Entre uno y seis. Era una pieza doméstica para uso domestico. Y luego, como la cultura fue salpicando todos los detalles de la vida social camagüeyana, pues colmó los lugares públicos, como en las avenidas –hay tinajones preciosos en la calle que atraviesa la sede del Gobierno territorial-, o en edificios de relevancia arquitectónica como el Museo Provincial Mayor General Ignacio Agramante y Loynaz”.
Al parecer se desarrolló todo un arte de fabricarlos. ¿Podría precisarnos que artesanos sobresalieron en este oficio?
La tradición viene desde los colonizadores, como dije anteriormente. Tenemos una cifra que data del siglo XVIII, la cual señaló que más de 60 tejares rodearon a la Villa en esos años. No solo se hacían tinajones, sino ladrillos, lozas de piso y tejas criollas. Pero hay muchos maestros que han dejado su sello en los recipientes para almacenar agua. Estuvieron las familias Hidalgo y Areus en la centuria decimonónica. Estos últimos dejaron marcas muy curiosas para diferenciar las piezas que hacían en los años bisiestos.
“El tinajón en Camagüey se convirtió en una cultura, en una expresión del arte manual, de la artesanía popular. Su secreto para fabricarlo se fue trasmitiendo de familia en familia. Por eso se agotó esa sabiduría al llegar al siglo XX. Los maestros artesanos se murieron y sus hijos se dedicaron a otros oficios; por suerte, todavía hoy quedan en la ciudad algunos, como el maestro Miguel Báez, o el talentoso escultor Nazario Salazar Martínez.
“Realmente no quedan tanto como los 16 483 que llegó a tener la ciudad de Puerto Príncipe en el año 1900. Se contó esa cantidad en el recinto urbano.
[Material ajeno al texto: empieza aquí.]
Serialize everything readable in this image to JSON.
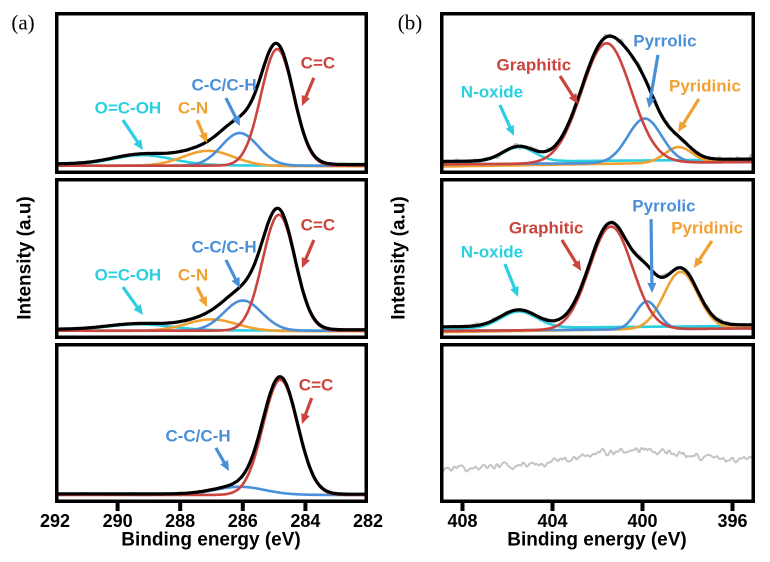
{
  "colors": {
    "red": "#cb443d",
    "blue": "#4a90d8",
    "orange": "#f0a132",
    "cyan": "#2bcfdf",
    "envelope": "#000000",
    "raw": "#c4c4c4"
  },
  "chart_data": [
    {
      "id": "C1s",
      "type": "line",
      "panel_label": "(a)",
      "ylabel": "Intensity (a.u)",
      "xlabel": "Binding energy (eV)",
      "x_range": [
        292,
        282
      ],
      "x_ticks": [
        292,
        290,
        288,
        286,
        284,
        282
      ],
      "y_axis": "arbitrary units, no ticks",
      "subplots": [
        {
          "yscale": 0.72,
          "raw_noise": 0.012,
          "seed": 3,
          "envelope_baseline": [
            0.035,
            0.03
          ],
          "components": [
            {
              "name": "O=C-OH",
              "color": "cyan",
              "baseline": [
                0.028,
                0.018
              ],
              "peaks": [
                {
                  "center": 289.2,
                  "amplitude": 0.085,
                  "sigma": 0.95
                }
              ]
            },
            {
              "name": "C-N",
              "color": "orange",
              "baseline": [
                0.02,
                0.015
              ],
              "peaks": [
                {
                  "center": 287.1,
                  "amplitude": 0.13,
                  "sigma": 0.8
                }
              ]
            },
            {
              "name": "C-C/C-H",
              "color": "blue",
              "baseline": [
                0.02,
                0.02
              ],
              "peaks": [
                {
                  "center": 286.1,
                  "amplitude": 0.28,
                  "sigma": 0.58
                }
              ]
            },
            {
              "name": "C=C",
              "color": "red",
              "baseline": [
                0.02,
                0.02
              ],
              "peaks": [
                {
                  "center": 284.9,
                  "amplitude": 1.0,
                  "sigma": 0.52
                }
              ]
            }
          ],
          "annotations": [
            {
              "text": "O=C-OH",
              "color": "cyan",
              "x": 0.233,
              "y": 0.593,
              "arrow": [
                0.217,
                0.667,
                0.281,
                0.852
              ]
            },
            {
              "text": "C-N",
              "color": "orange",
              "x": 0.441,
              "y": 0.593,
              "arrow": [
                0.454,
                0.667,
                0.486,
                0.809
              ]
            },
            {
              "text": "C-C/C-H",
              "color": "blue",
              "x": 0.54,
              "y": 0.451,
              "arrow": [
                0.546,
                0.531,
                0.591,
                0.704
              ]
            },
            {
              "text": "C=C",
              "color": "red",
              "x": 0.84,
              "y": 0.315,
              "arrow": [
                0.827,
                0.407,
                0.789,
                0.58
              ]
            }
          ]
        },
        {
          "yscale": 0.72,
          "raw_noise": 0.012,
          "seed": 4,
          "envelope_baseline": [
            0.032,
            0.028
          ],
          "components": [
            {
              "name": "O=C-OH",
              "color": "cyan",
              "baseline": [
                0.028,
                0.018
              ],
              "peaks": [
                {
                  "center": 289.3,
                  "amplitude": 0.05,
                  "sigma": 1.0
                }
              ]
            },
            {
              "name": "C-N",
              "color": "orange",
              "baseline": [
                0.02,
                0.015
              ],
              "peaks": [
                {
                  "center": 287.0,
                  "amplitude": 0.1,
                  "sigma": 0.8
                }
              ]
            },
            {
              "name": "C-C/C-H",
              "color": "blue",
              "baseline": [
                0.02,
                0.02
              ],
              "peaks": [
                {
                  "center": 286.0,
                  "amplitude": 0.26,
                  "sigma": 0.6
                }
              ]
            },
            {
              "name": "C=C",
              "color": "red",
              "baseline": [
                0.02,
                0.02
              ],
              "peaks": [
                {
                  "center": 284.85,
                  "amplitude": 1.0,
                  "sigma": 0.52
                }
              ]
            }
          ],
          "annotations": [
            {
              "text": "O=C-OH",
              "color": "cyan",
              "x": 0.233,
              "y": 0.602,
              "arrow": [
                0.217,
                0.677,
                0.281,
                0.851
              ]
            },
            {
              "text": "C-N",
              "color": "orange",
              "x": 0.441,
              "y": 0.602,
              "arrow": [
                0.454,
                0.677,
                0.486,
                0.801
              ]
            },
            {
              "text": "C-C/C-H",
              "color": "blue",
              "x": 0.54,
              "y": 0.429,
              "arrow": [
                0.546,
                0.509,
                0.591,
                0.683
              ]
            },
            {
              "text": "C=C",
              "color": "red",
              "x": 0.84,
              "y": 0.292,
              "arrow": [
                0.827,
                0.385,
                0.789,
                0.559
              ]
            }
          ]
        },
        {
          "yscale": 0.72,
          "raw_noise": 0.01,
          "seed": 5,
          "envelope_baseline": [
            0.028,
            0.024
          ],
          "components": [
            {
              "name": "C-C/C-H",
              "color": "blue",
              "baseline": [
                0.02,
                0.018
              ],
              "peaks": [
                {
                  "center": 286.1,
                  "amplitude": 0.07,
                  "sigma": 0.8
                }
              ]
            },
            {
              "name": "C=C",
              "color": "red",
              "baseline": [
                0.018,
                0.018
              ],
              "peaks": [
                {
                  "center": 284.8,
                  "amplitude": 1.0,
                  "sigma": 0.55
                }
              ]
            }
          ],
          "annotations": [
            {
              "text": "C-C/C-H",
              "color": "blue",
              "x": 0.457,
              "y": 0.581,
              "arrow": [
                0.514,
                0.656,
                0.556,
                0.8
              ]
            },
            {
              "text": "C=C",
              "color": "red",
              "x": 0.834,
              "y": 0.263,
              "arrow": [
                0.82,
                0.344,
                0.789,
                0.506
              ]
            }
          ]
        }
      ]
    },
    {
      "id": "N1s",
      "type": "line",
      "panel_label": "(b)",
      "ylabel": "Intensity (a.u)",
      "xlabel": "Binding energy (eV)",
      "x_range": [
        409,
        395
      ],
      "x_ticks": [
        408,
        404,
        400,
        396
      ],
      "y_axis": "arbitrary units, no ticks",
      "subplots": [
        {
          "yscale": 0.74,
          "raw_noise": 0.035,
          "seed": 6,
          "envelope_baseline": [
            0.055,
            0.075
          ],
          "components": [
            {
              "name": "N-oxide",
              "color": "cyan",
              "baseline": [
                0.05,
                0.07
              ],
              "peaks": [
                {
                  "center": 405.5,
                  "amplitude": 0.12,
                  "sigma": 0.7
                }
              ]
            },
            {
              "name": "Pyridinic",
              "color": "orange",
              "baseline": [
                0.012,
                0.055
              ],
              "peaks": [
                {
                  "center": 398.4,
                  "amplitude": 0.13,
                  "sigma": 0.6
                }
              ]
            },
            {
              "name": "Pyrrolic",
              "color": "blue",
              "baseline": [
                0.03,
                0.05
              ],
              "peaks": [
                {
                  "center": 399.9,
                  "amplitude": 0.37,
                  "sigma": 0.75
                }
              ]
            },
            {
              "name": "Graphitic",
              "color": "red",
              "baseline": [
                0.03,
                0.05
              ],
              "peaks": [
                {
                  "center": 401.6,
                  "amplitude": 1.0,
                  "sigma": 1.1
                }
              ]
            }
          ],
          "annotations": [
            {
              "text": "N-oxide",
              "color": "cyan",
              "x": 0.165,
              "y": 0.494,
              "arrow": [
                0.19,
                0.574,
                0.235,
                0.765
              ]
            },
            {
              "text": "Graphitic",
              "color": "red",
              "x": 0.298,
              "y": 0.327,
              "arrow": [
                0.381,
                0.395,
                0.438,
                0.568
              ]
            },
            {
              "text": "Pyrrolic",
              "color": "blue",
              "x": 0.714,
              "y": 0.179,
              "arrow": [
                0.692,
                0.265,
                0.663,
                0.593
              ]
            },
            {
              "text": "Pyridinic",
              "color": "orange",
              "x": 0.841,
              "y": 0.457,
              "arrow": [
                0.822,
                0.537,
                0.756,
                0.741
              ]
            }
          ]
        },
        {
          "yscale": 0.64,
          "raw_noise": 0.035,
          "seed": 7,
          "envelope_baseline": [
            0.06,
            0.08
          ],
          "components": [
            {
              "name": "N-oxide",
              "color": "cyan",
              "baseline": [
                0.042,
                0.07
              ],
              "peaks": [
                {
                  "center": 405.5,
                  "amplitude": 0.16,
                  "sigma": 0.8
                }
              ]
            },
            {
              "name": "Pyridinic",
              "color": "orange",
              "baseline": [
                0.008,
                0.055
              ],
              "peaks": [
                {
                  "center": 398.3,
                  "amplitude": 0.55,
                  "sigma": 0.75
                }
              ]
            },
            {
              "name": "Pyrrolic",
              "color": "blue",
              "baseline": [
                0.02,
                0.045
              ],
              "peaks": [
                {
                  "center": 399.8,
                  "amplitude": 0.27,
                  "sigma": 0.5
                }
              ]
            },
            {
              "name": "Graphitic",
              "color": "red",
              "baseline": [
                0.02,
                0.045
              ],
              "peaks": [
                {
                  "center": 401.4,
                  "amplitude": 1.0,
                  "sigma": 0.95
                }
              ]
            }
          ],
          "annotations": [
            {
              "text": "N-oxide",
              "color": "cyan",
              "x": 0.165,
              "y": 0.46,
              "arrow": [
                0.206,
                0.534,
                0.248,
                0.739
              ]
            },
            {
              "text": "Graphitic",
              "color": "red",
              "x": 0.337,
              "y": 0.311,
              "arrow": [
                0.387,
                0.385,
                0.448,
                0.578
              ]
            },
            {
              "text": "Pyrrolic",
              "color": "blue",
              "x": 0.711,
              "y": 0.174,
              "arrow": [
                0.67,
                0.255,
                0.673,
                0.714
              ]
            },
            {
              "text": "Pyridinic",
              "color": "orange",
              "x": 0.848,
              "y": 0.311,
              "arrow": [
                0.863,
                0.391,
                0.806,
                0.559
              ]
            }
          ]
        },
        {
          "yscale": 0.64,
          "raw_noise": 0.05,
          "seed": 8,
          "raw_only": true,
          "raw_baseline": [
            0.28,
            0.36
          ],
          "raw_peaks": [
            {
              "center": 400.4,
              "amplitude": 0.13,
              "sigma": 2.3
            }
          ],
          "components": [],
          "annotations": []
        }
      ]
    }
  ]
}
El tinajón tiene toda una historia, es todo un orgullo, una honra.
“Cuando el Rey de España, Fernando VII, entregó a los principeños el título de villa, un 12 de noviembre hace 197 años, destacó la arquitectura de la urbe, los rasgos de sus habitantes y el timbre de las familias ilustres. Sin embargo, el monarca se olvidó de los tinajones. Pero allí están, dormidos en el recodo de las casas citadinas, para defender nuestra identidad”.
Yo soy orgullosamente camagueyana como esos tomajones que son el signo de mi bella provincia.